“American Pie”  


When Don McLean wrote “American Pie” in 1971, he was thinking far beyond the usual scope of a pop song. “I was conscious of the fact that I was trying to create a rock ’n’ roll dream sequence,” said McLean. “But it was way more than rock ’n’ roll. It was about an America that was coming apart at the seams. I was trying to create this song that connected with parts of America that mattered to me, starting with Buddy Holly.

“I wrote the opening part remembering how it was the day I saw the newspaper article about Buddy’s death. Remembering that got me started. A while later, I wrote the chorus.

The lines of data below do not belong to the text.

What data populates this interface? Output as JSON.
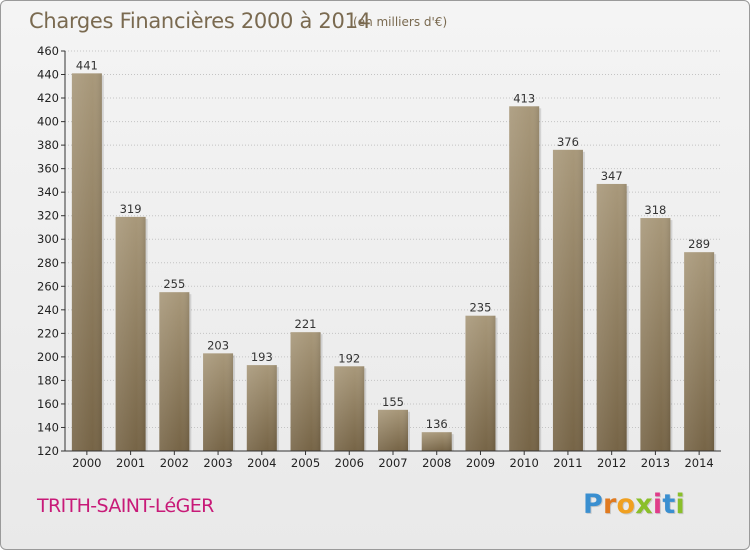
{
  "header": {
    "title": "Charges Financières 2000 à 2014",
    "subtitle": "(en milliers d'€)"
  },
  "footer": {
    "place": "TRITH-SAINT-LéGER",
    "logo_letters": [
      "P",
      "r",
      "o",
      "x",
      "i",
      "t",
      "i"
    ]
  },
  "colors": {
    "bar_top": "#a8987a",
    "bar_bottom": "#766446",
    "title": "#7a6a50",
    "place": "#c81a78",
    "logo": [
      "#3a8fd0",
      "#e07a20",
      "#f0a020",
      "#8abf2a",
      "#e03c8a",
      "#3a8fd0",
      "#8abf2a"
    ]
  },
  "chart_data": {
    "type": "bar",
    "title": "Charges Financières 2000 à 2014",
    "subtitle": "(en milliers d'€)",
    "categories": [
      "2000",
      "2001",
      "2002",
      "2003",
      "2004",
      "2005",
      "2006",
      "2007",
      "2008",
      "2009",
      "2010",
      "2011",
      "2012",
      "2013",
      "2014"
    ],
    "values": [
      441,
      319,
      255,
      203,
      193,
      221,
      192,
      155,
      136,
      235,
      413,
      376,
      347,
      318,
      289
    ],
    "xlabel": "",
    "ylabel": "",
    "ylim": [
      120,
      460
    ],
    "yticks": [
      120,
      140,
      160,
      180,
      200,
      220,
      240,
      260,
      280,
      300,
      320,
      340,
      360,
      380,
      400,
      420,
      440,
      460
    ],
    "grid": "horizontal",
    "data_labels": true,
    "legend": "none"
  }
}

When I did the chorus, I came up with the title and thought, ‘Oh, what a great title.’ It’s Apple Pie, and parts of the pie. We’re always talking about the economic pie, and pie has sexual significance as well. Then I didn’t do anything with it for a while, I just sat with it. Then one day, in a blaze of glory, I wrote the whole thing, and I tied together musical imagery of unspecified meaning with this story about America, but in a dream-like context.”

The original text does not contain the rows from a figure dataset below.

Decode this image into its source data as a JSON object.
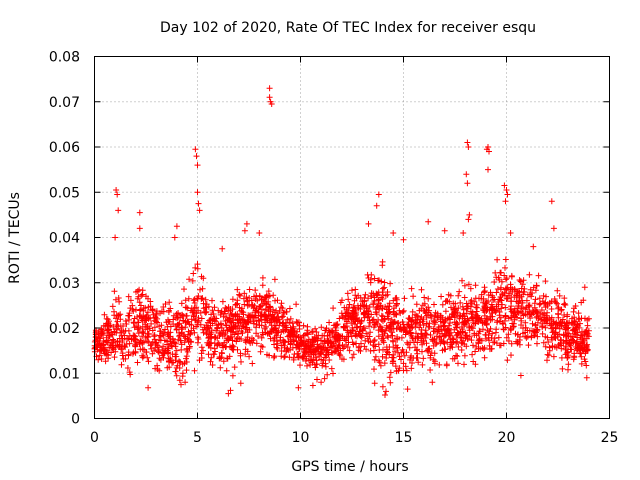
{
  "chart_data": {
    "type": "scatter",
    "title": "Day 102 of 2020, Rate Of TEC Index for receiver esqu",
    "xlabel": "GPS time / hours",
    "ylabel": "ROTI / TECUs",
    "xlim": [
      0,
      25
    ],
    "ylim": [
      0,
      0.08
    ],
    "xticks": [
      0,
      5,
      10,
      15,
      20,
      25
    ],
    "xtick_labels": [
      "0",
      "5",
      "10",
      "15",
      "20",
      "25"
    ],
    "yticks": [
      0,
      0.01,
      0.02,
      0.03,
      0.04,
      0.05,
      0.06,
      0.07,
      0.08
    ],
    "ytick_labels": [
      "0",
      "0.01",
      "0.02",
      "0.03",
      "0.04",
      "0.05",
      "0.06",
      "0.07",
      "0.08"
    ],
    "grid": true,
    "marker": "plus",
    "color": "#ff0000",
    "series": [
      {
        "name": "ROTI",
        "envelope": {
          "hours": [
            0,
            0.5,
            1,
            1.5,
            2,
            2.5,
            3,
            3.5,
            4,
            4.5,
            5,
            5.5,
            6,
            6.5,
            7,
            7.5,
            8,
            8.5,
            9,
            9.5,
            10,
            10.5,
            11,
            11.5,
            12,
            12.5,
            13,
            13.5,
            14,
            14.5,
            15,
            15.5,
            16,
            16.5,
            17,
            17.5,
            18,
            18.5,
            19,
            19.5,
            20,
            20.5,
            21,
            21.5,
            22,
            22.5,
            23,
            23.5,
            24
          ],
          "low": [
            0.011,
            0.01,
            0.01,
            0.009,
            0.009,
            0.01,
            0.01,
            0.011,
            0.008,
            0.009,
            0.01,
            0.01,
            0.009,
            0.008,
            0.008,
            0.009,
            0.01,
            0.009,
            0.01,
            0.009,
            0.009,
            0.008,
            0.008,
            0.009,
            0.009,
            0.01,
            0.01,
            0.009,
            0.007,
            0.006,
            0.008,
            0.009,
            0.01,
            0.01,
            0.01,
            0.01,
            0.011,
            0.011,
            0.012,
            0.012,
            0.012,
            0.011,
            0.011,
            0.012,
            0.012,
            0.011,
            0.01,
            0.01,
            0.009
          ],
          "typical": [
            0.017,
            0.017,
            0.018,
            0.018,
            0.02,
            0.02,
            0.019,
            0.018,
            0.017,
            0.02,
            0.023,
            0.02,
            0.018,
            0.019,
            0.021,
            0.022,
            0.023,
            0.022,
            0.02,
            0.018,
            0.016,
            0.015,
            0.015,
            0.016,
            0.019,
            0.021,
            0.022,
            0.022,
            0.021,
            0.019,
            0.019,
            0.019,
            0.019,
            0.019,
            0.019,
            0.02,
            0.021,
            0.021,
            0.022,
            0.024,
            0.025,
            0.024,
            0.023,
            0.022,
            0.021,
            0.02,
            0.019,
            0.018,
            0.017
          ],
          "high": [
            0.024,
            0.025,
            0.033,
            0.035,
            0.034,
            0.032,
            0.033,
            0.034,
            0.036,
            0.035,
            0.047,
            0.034,
            0.029,
            0.032,
            0.035,
            0.034,
            0.036,
            0.032,
            0.03,
            0.027,
            0.024,
            0.025,
            0.026,
            0.028,
            0.031,
            0.033,
            0.035,
            0.039,
            0.039,
            0.036,
            0.034,
            0.033,
            0.034,
            0.034,
            0.034,
            0.034,
            0.036,
            0.034,
            0.036,
            0.038,
            0.04,
            0.037,
            0.034,
            0.033,
            0.035,
            0.033,
            0.031,
            0.029,
            0.027
          ]
        },
        "points_per_hour": 110,
        "spikes": [
          [
            1.05,
            0.0505
          ],
          [
            1.1,
            0.0495
          ],
          [
            1.15,
            0.046
          ],
          [
            1.0,
            0.04
          ],
          [
            2.2,
            0.0455
          ],
          [
            2.2,
            0.042
          ],
          [
            4.9,
            0.0595
          ],
          [
            4.95,
            0.058
          ],
          [
            5.0,
            0.056
          ],
          [
            5.0,
            0.05
          ],
          [
            5.05,
            0.0475
          ],
          [
            5.1,
            0.046
          ],
          [
            4.0,
            0.0425
          ],
          [
            3.9,
            0.04
          ],
          [
            6.2,
            0.0375
          ],
          [
            7.4,
            0.043
          ],
          [
            7.3,
            0.0415
          ],
          [
            8.0,
            0.041
          ],
          [
            8.5,
            0.073
          ],
          [
            8.5,
            0.071
          ],
          [
            8.55,
            0.07
          ],
          [
            8.6,
            0.0695
          ],
          [
            13.3,
            0.043
          ],
          [
            13.8,
            0.0495
          ],
          [
            13.7,
            0.047
          ],
          [
            14.5,
            0.041
          ],
          [
            15.0,
            0.0395
          ],
          [
            16.2,
            0.0435
          ],
          [
            17.0,
            0.0415
          ],
          [
            17.9,
            0.041
          ],
          [
            18.1,
            0.061
          ],
          [
            18.15,
            0.06
          ],
          [
            18.05,
            0.054
          ],
          [
            18.1,
            0.052
          ],
          [
            18.2,
            0.045
          ],
          [
            18.15,
            0.044
          ],
          [
            19.1,
            0.06
          ],
          [
            19.05,
            0.0595
          ],
          [
            19.15,
            0.059
          ],
          [
            19.1,
            0.055
          ],
          [
            19.9,
            0.0515
          ],
          [
            20.0,
            0.0505
          ],
          [
            20.05,
            0.0495
          ],
          [
            19.95,
            0.048
          ],
          [
            20.2,
            0.041
          ],
          [
            22.2,
            0.048
          ],
          [
            22.3,
            0.042
          ],
          [
            21.3,
            0.038
          ],
          [
            23.8,
            0.029
          ]
        ],
        "dips": [
          [
            2.6,
            0.0068
          ],
          [
            4.2,
            0.0075
          ],
          [
            4.4,
            0.008
          ],
          [
            6.5,
            0.0055
          ],
          [
            6.6,
            0.0062
          ],
          [
            7.1,
            0.0078
          ],
          [
            9.9,
            0.0068
          ],
          [
            10.6,
            0.0073
          ],
          [
            11.0,
            0.008
          ],
          [
            13.6,
            0.0078
          ],
          [
            14.1,
            0.0052
          ],
          [
            14.15,
            0.006
          ],
          [
            14.0,
            0.007
          ],
          [
            15.2,
            0.0065
          ],
          [
            16.4,
            0.008
          ],
          [
            20.7,
            0.0095
          ],
          [
            23.9,
            0.009
          ]
        ]
      }
    ]
  }
}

Basic tracks of the song were recorded in a few takes, with backing vocals courtesy of the West 44th Street Rhythm and Noise Choir (an uncredited James Taylor, Carly Simon, Livingston Taylor and Pete Seeger). McLean’s lead vocal proved more difficult.

The eight-and-a-half minute epic, too long to fit onto one side of a 45 single, was divided into A and B sides. But radio stations broke their three-minutes or less rule (as they had for the Beatles’ “Hey Jude” three years earlier) and served up the full “Pie.” By mid-January 1972, it hit No. 1, and was the most talked about song in the country.

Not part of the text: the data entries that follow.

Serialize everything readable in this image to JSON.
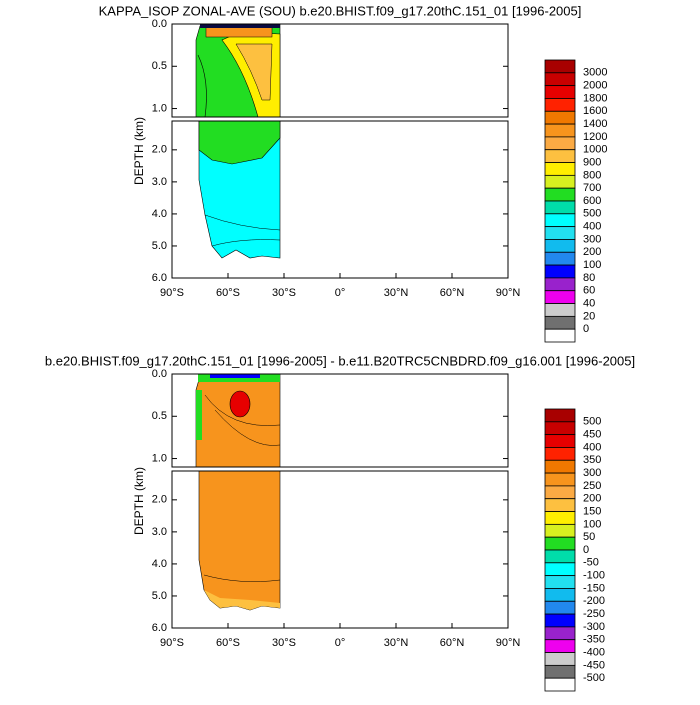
{
  "chart_data": [
    {
      "type": "contour",
      "title": "KAPPA_ISOP ZONAL-AVE (SOU) b.e20.BHIST.f09_g17.20thC.151_01 [1996-2005]",
      "ylabel": "DEPTH (km)",
      "xlim": [
        -90,
        90
      ],
      "xticks": [
        {
          "value": -90,
          "label": "90°S"
        },
        {
          "value": -60,
          "label": "60°S"
        },
        {
          "value": -30,
          "label": "30°S"
        },
        {
          "value": 0,
          "label": "0°"
        },
        {
          "value": 30,
          "label": "30°N"
        },
        {
          "value": 60,
          "label": "60°N"
        },
        {
          "value": 90,
          "label": "90°N"
        }
      ],
      "panels": [
        {
          "ylim": [
            0,
            1.1
          ],
          "yticks": [
            {
              "value": 0,
              "label": "0.0"
            },
            0.5,
            {
              "value": 1,
              "label": "1.0"
            }
          ]
        },
        {
          "ylim": [
            1.1,
            6
          ],
          "yticks": [
            {
              "value": 2,
              "label": "2.0"
            },
            {
              "value": 3,
              "label": "3.0"
            },
            {
              "value": 4,
              "label": "4.0"
            },
            {
              "value": 5,
              "label": "5.0"
            },
            {
              "value": 6,
              "label": "6.0"
            }
          ]
        }
      ],
      "levels": [
        3000,
        2000,
        1800,
        1600,
        1400,
        1200,
        1000,
        900,
        800,
        700,
        600,
        500,
        400,
        300,
        200,
        100,
        80,
        60,
        40,
        20,
        0
      ],
      "colors": [
        "#a80000",
        "#c80000",
        "#e60000",
        "#ff2200",
        "#f07800",
        "#f7941d",
        "#fbaa44",
        "#fdc040",
        "#ffee00",
        "#d8f020",
        "#22dd22",
        "#00ddaa",
        "#00ffff",
        "#22e0f0",
        "#11bbee",
        "#2288ee",
        "#0000ff",
        "#9922cc",
        "#ee00ee",
        "#cccccc",
        "#707070",
        "#ffffff"
      ]
    },
    {
      "type": "contour",
      "title": "b.e20.BHIST.f09_g17.20thC.151_01 [1996-2005] - b.e11.B20TRC5CNBDRD.f09_g16.001 [1996-2005]",
      "ylabel": "DEPTH (km)",
      "xlim": [
        -90,
        90
      ],
      "xticks": [
        {
          "value": -90,
          "label": "90°S"
        },
        {
          "value": -60,
          "label": "60°S"
        },
        {
          "value": -30,
          "label": "30°S"
        },
        {
          "value": 0,
          "label": "0°"
        },
        {
          "value": 30,
          "label": "30°N"
        },
        {
          "value": 60,
          "label": "60°N"
        },
        {
          "value": 90,
          "label": "90°N"
        }
      ],
      "panels": [
        {
          "ylim": [
            0,
            1.1
          ],
          "yticks": [
            {
              "value": 0,
              "label": "0.0"
            },
            0.5,
            {
              "value": 1,
              "label": "1.0"
            }
          ]
        },
        {
          "ylim": [
            1.1,
            6
          ],
          "yticks": [
            {
              "value": 2,
              "label": "2.0"
            },
            {
              "value": 3,
              "label": "3.0"
            },
            {
              "value": 4,
              "label": "4.0"
            },
            {
              "value": 5,
              "label": "5.0"
            },
            {
              "value": 6,
              "label": "6.0"
            }
          ]
        }
      ],
      "levels": [
        500,
        450,
        400,
        350,
        300,
        250,
        200,
        150,
        100,
        50,
        0,
        -50,
        -100,
        -150,
        -200,
        -250,
        -300,
        -350,
        -400,
        -450,
        -500
      ],
      "colors": [
        "#a80000",
        "#c80000",
        "#e60000",
        "#ff2200",
        "#f07800",
        "#f7941d",
        "#fbaa44",
        "#fdc040",
        "#ffee00",
        "#d8f020",
        "#22dd22",
        "#00ddaa",
        "#00ffff",
        "#22e0f0",
        "#11bbee",
        "#2288ee",
        "#0000ff",
        "#9922cc",
        "#ee00ee",
        "#cccccc",
        "#707070",
        "#ffffff"
      ]
    }
  ]
}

Did the title refer to Buddy Holly’s downed plane? Why was the levy dry? What was the significance of the pink carnation? Was the jester Bob Dylan? Or John Lennon? And why was he on the sidelines in a cast? These questions and more were being hotly debated by fans in 1972.

Said McLean, “It was really funny to me that after the song became famous people started becoming so interested in the lyrics, because I was trying to write about America. They were missing the point really by trying to say who’s this and who’s that in the song. But that seems to be the nature of people.”

Though he followed “American Pie” with two successful singles—“Castles in the Air” and the lovely ballad “Vincent”—McLean never duplicated the massive success of his signature tune. There were even rumors that he came to resent the song for its career-eclipsing success and refused to perform it for a while. “I’ve always sung ‘American Pie,’” insisted McLean. “The reason people think that goes hand in hand with the idea I wouldn’t sing it because it was such a burden, since no one can follow up that song. ‘American Pie’ has never been a burden to me and I always sang it.”

In 1999, “Weird Al” Yankovic did a Star Wars–inspired cover of the song, and a year later, Madonna introduced “American Pie” to a whole new generation with her No. 1 cover. McLean approved, calling her version “mystical and sensual” and “a gift from the goddess.”

In recent years, McLean has recorded albums of children’s songs, Western tunes, and a tribute to country music great Marty Robbins. He continues to tour the world—and perform “American Pie.”